According to Atkinson, these grads can’t perform these tasks because colleges teach content rather than skills, and Atkinson believes that “for most college graduates and for most jobs (one exception being science and engineering jobs), it really doesn’t matter if they learn English literature or 20th century comic books. What does matter is if they acquire needed skills. And this kind of 21st century skill acquisition is at best something they pick up by chance in the course of learning about French literature or 20th century American politics. The result is that too many graduates have grown in knowledge on various subjects but not developed practical skills.”
Ignore, for a minute, that students actually don’t know all that much basic stuff. (This lack of knowledge is what Don Hirsch has called “the most significant deficit in most American students’ education.”) Look at the sample tasks from Atkinson’s test: Writing three or four sentences about something. Calculating the average of a few numbers. Don’t you think students should be able to do these things long before they arrive for orientation? (Hint: Many of them can’t.) But is it really a good use of time to have college professors diagramming sentences and demonstrating long division? If, as Atkinson puts it, “the American K-12 system is a failure,” is the best solution turning seminar rooms into fourth grade classrooms?
Atkinson thinks that’s part of the answer. He wants “a national test that all college grads should take to measure skills competency. This wouldn’t measure whether you know that Adolph Hitler was Chancellor of Germany or other “facts,” but rather skills like logic, reasoning, basic writing and math, etc.” There are already a couple of tests that try to do this. And the no-stakes NAEP assessment (the gold standard for ed testing) of reading ability for 12th graders shows that “students who leave school at the end of our K-12 education cannot read, learn, or communicate very well…because the schools are not effectively imparting the knowledge that the effective use of standard language depends on.” So Atkinson’s suggestion that students would learn skills if only we didn’t spend so much time on knowledge-building just doesn’t make sense because skill proficiency is contingent on domain knowledge.

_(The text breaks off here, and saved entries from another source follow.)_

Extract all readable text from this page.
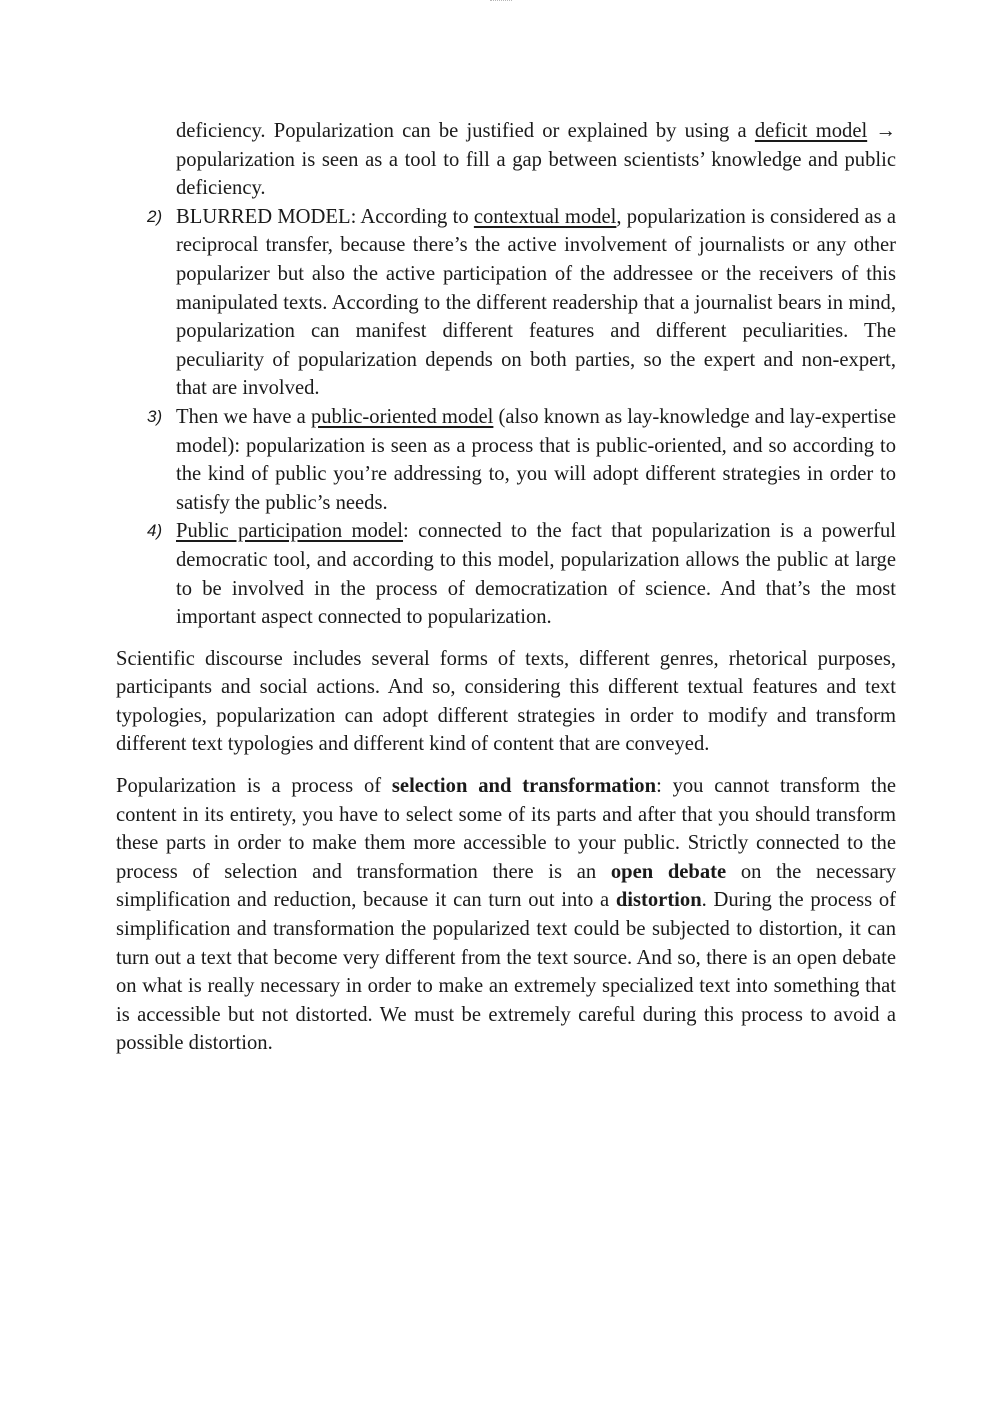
deficiency. Popularization can be justified or explained by using a deficit model → popularization is seen as a tool to fill a gap between scientists’ knowledge and public deficiency.
2) BLURRED MODEL: According to contextual model, popularization is considered as a reciprocal transfer, because there’s the active involvement of journalists or any other popularizer but also the active participation of the addressee or the receivers of this manipulated texts. According to the different readership that a journalist bears in mind, popularization can manifest different features and different peculiarities. The peculiarity of popularization depends on both parties, so the expert and non-expert, that are involved.
3) Then we have a public-oriented model (also known as lay-knowledge and lay-expertise model): popularization is seen as a process that is public-oriented, and so according to the kind of public you’re addressing to, you will adopt different strategies in order to satisfy the public’s needs.
4) Public participation model: connected to the fact that popularization is a powerful democratic tool, and according to this model, popularization allows the public at large to be involved in the process of democratization of science. And that’s the most important aspect connected to popularization.
Scientific discourse includes several forms of texts, different genres, rhetorical purposes, participants and social actions. And so, considering this different textual features and text typologies, popularization can adopt different strategies in order to modify and transform different text typologies and different kind of content that are conveyed.
Popularization is a process of selection and transformation: you cannot transform the content in its entirety, you have to select some of its parts and after that you should transform these parts in order to make them more accessible to your public. Strictly connected to the process of selection and transformation there is an open debate on the necessary simplification and reduction, because it can turn out into a distortion. During the process of simplification and transformation the popularized text could be subjected to distortion, it can turn out a text that become very different from the text source. And so, there is an open debate on what is really necessary in order to make an extremely specialized text into something that is accessible but not distorted. We must be extremely careful during this process to avoid a possible distortion.
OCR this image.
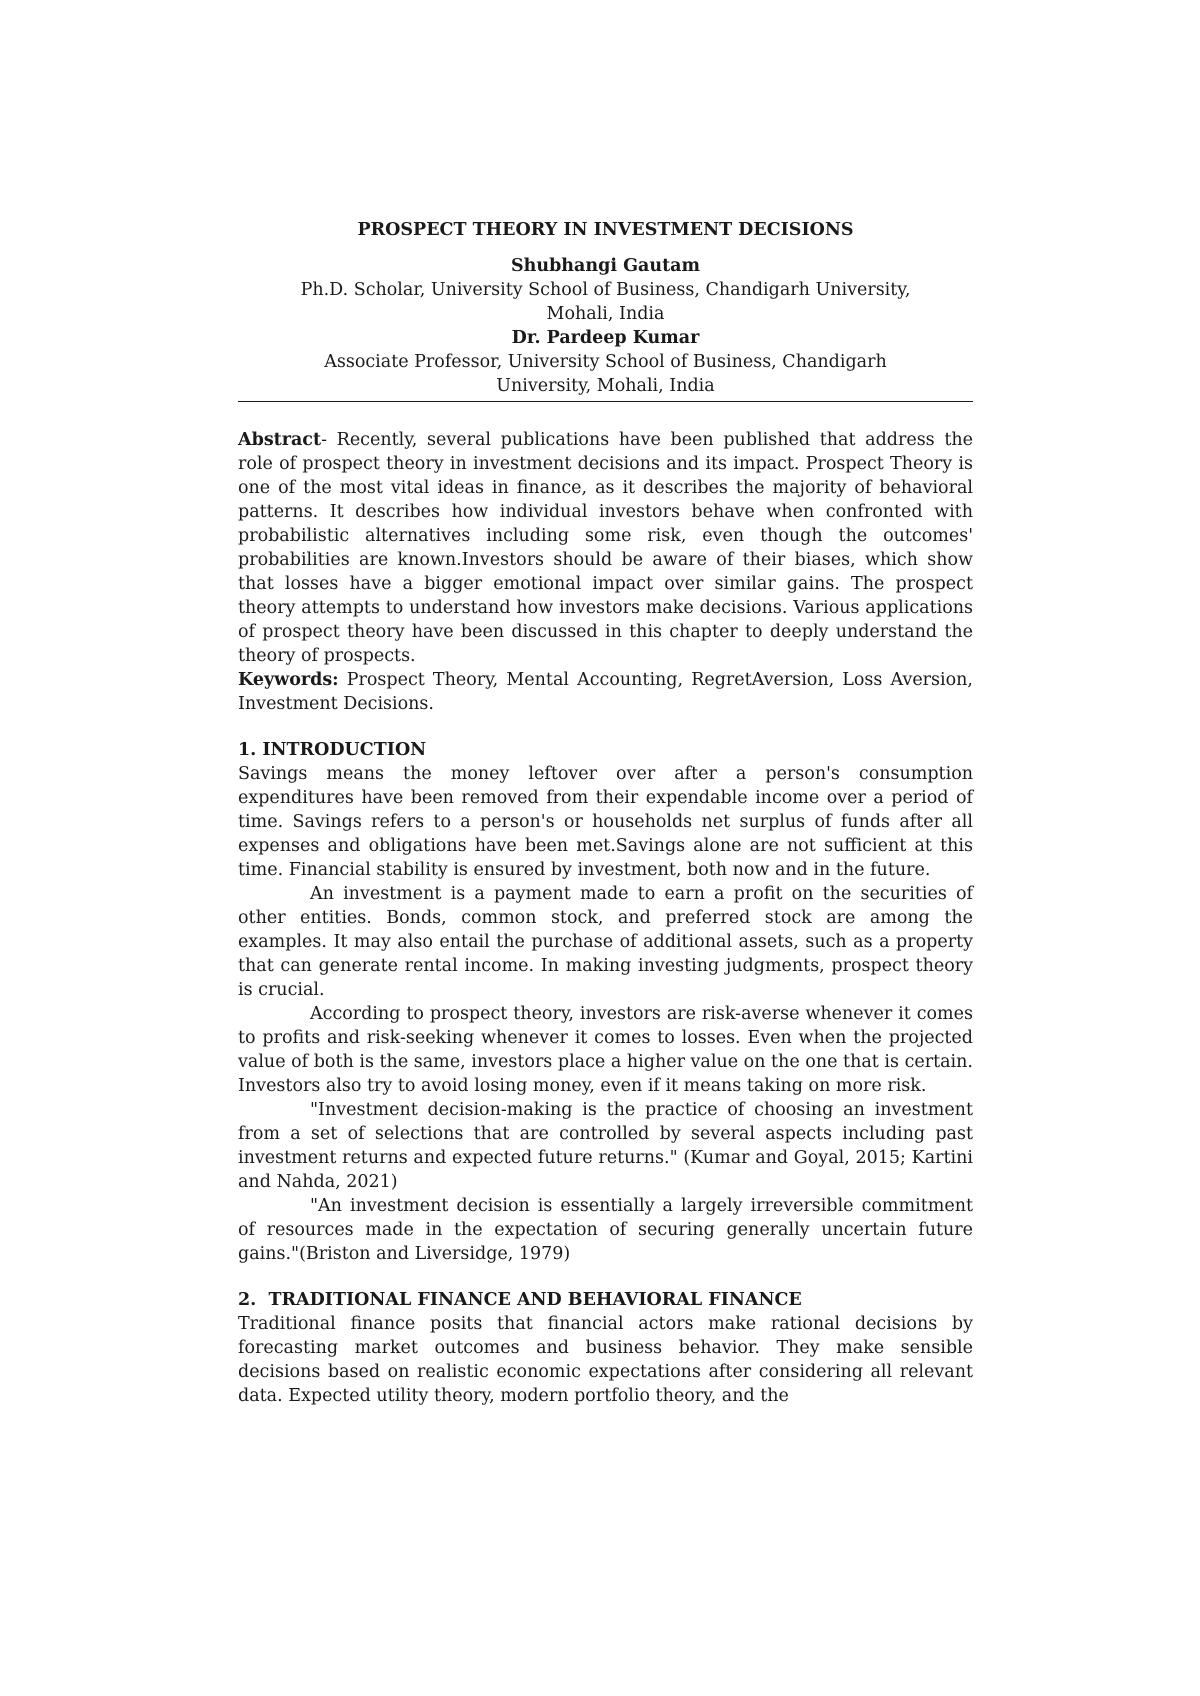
PROSPECT THEORY IN INVESTMENT DECISIONS

Shubhangi Gautam

Ph.D. Scholar, University School of Business, Chandigarh University,

Mohali, India

Dr. Pardeep Kumar

Associate Professor, University School of Business, Chandigarh

University, Mohali, India

Abstract- Recently, several publications have been published that address the role of prospect theory in investment decisions and its impact. Prospect Theory is one of the most vital ideas in finance, as it describes the majority of behavioral patterns. It describes how individual investors behave when confronted with probabilistic alternatives including some risk, even though the outcomes' probabilities are known.Investors should be aware of their biases, which show that losses have a bigger emotional impact over similar gains. The prospect theory attempts to understand how investors make decisions. Various applications of prospect theory have been discussed in this chapter to deeply understand the theory of prospects.

Keywords: Prospect Theory, Mental Accounting, RegretAversion, Loss Aversion, Investment Decisions.

1. INTRODUCTION

Savings means the money leftover over after a person's consumption expenditures have been removed from their expendable income over a period of time. Savings refers to a person's or households net surplus of funds after all expenses and obligations have been met.Savings alone are not sufficient at this time. Financial stability is ensured by investment, both now and in the future.

An investment is a payment made to earn a profit on the securities of other entities. Bonds, common stock, and preferred stock are among the examples. It may also entail the purchase of additional assets, such as a property that can generate rental income. In making investing judgments, prospect theory is crucial.

According to prospect theory, investors are risk-averse whenever it comes to profits and risk-seeking whenever it comes to losses. Even when the projected value of both is the same, investors place a higher value on the one that is certain. Investors also try to avoid losing money, even if it means taking on more risk.

"Investment decision-making is the practice of choosing an investment from a set of selections that are controlled by several aspects including past investment returns and expected future returns." (Kumar and Goyal, 2015; Kartini and Nahda, 2021)

"An investment decision is essentially a largely irreversible commitment of resources made in the expectation of securing generally uncertain future gains."(Briston and Liversidge, 1979)

2. TRADITIONAL FINANCE AND BEHAVIORAL FINANCE

Traditional finance posits that financial actors make rational decisions by forecasting market outcomes and business behavior. They make sensible decisions based on realistic economic expectations after considering all relevant data. Expected utility theory, modern portfolio theory, and the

The second component of Atkinson’s fix is a national survey of employers to find out what kind of skills they’re looking for. This is necessary because “most college students don’t even know the types of skills that are valued by the industries they want to work in. For example, do managers in accounting firms prefer young workers who can quickly and accurately proofread a spreadsheet or give a persuasive power point presentation?” Well, the Partnership for 21st Century Skills already does this kind of survey. Atkinson just wants one done by somebody else (the U.S. Department of Education). Atkinson’s survey would include questions on which schools produced the best employees (a very objective metric), and he believes that “doing so would help parents and prospective college students make decisions on which school is best for them.” There you have it: College is for learning how to write memos. Not all that other stuff. I’m glad I got out before the humanities were really and truly dead.
James Elias
The irony is that Atkinson’s incompetent employees cannot write good summaries precisely because they’ve been given a skills-based education. Apparently he doesn’t realize that “dead, dry disconnected facts” have been exiled from most American k-12 classrooms. It’s all about building reading, writing and critical thinking skills these days. And what he complains about is the fruit of that kind of education. Counterintuitive though it may seem, a robust liberal arts education is the only proven means of acquiring the skills he desires.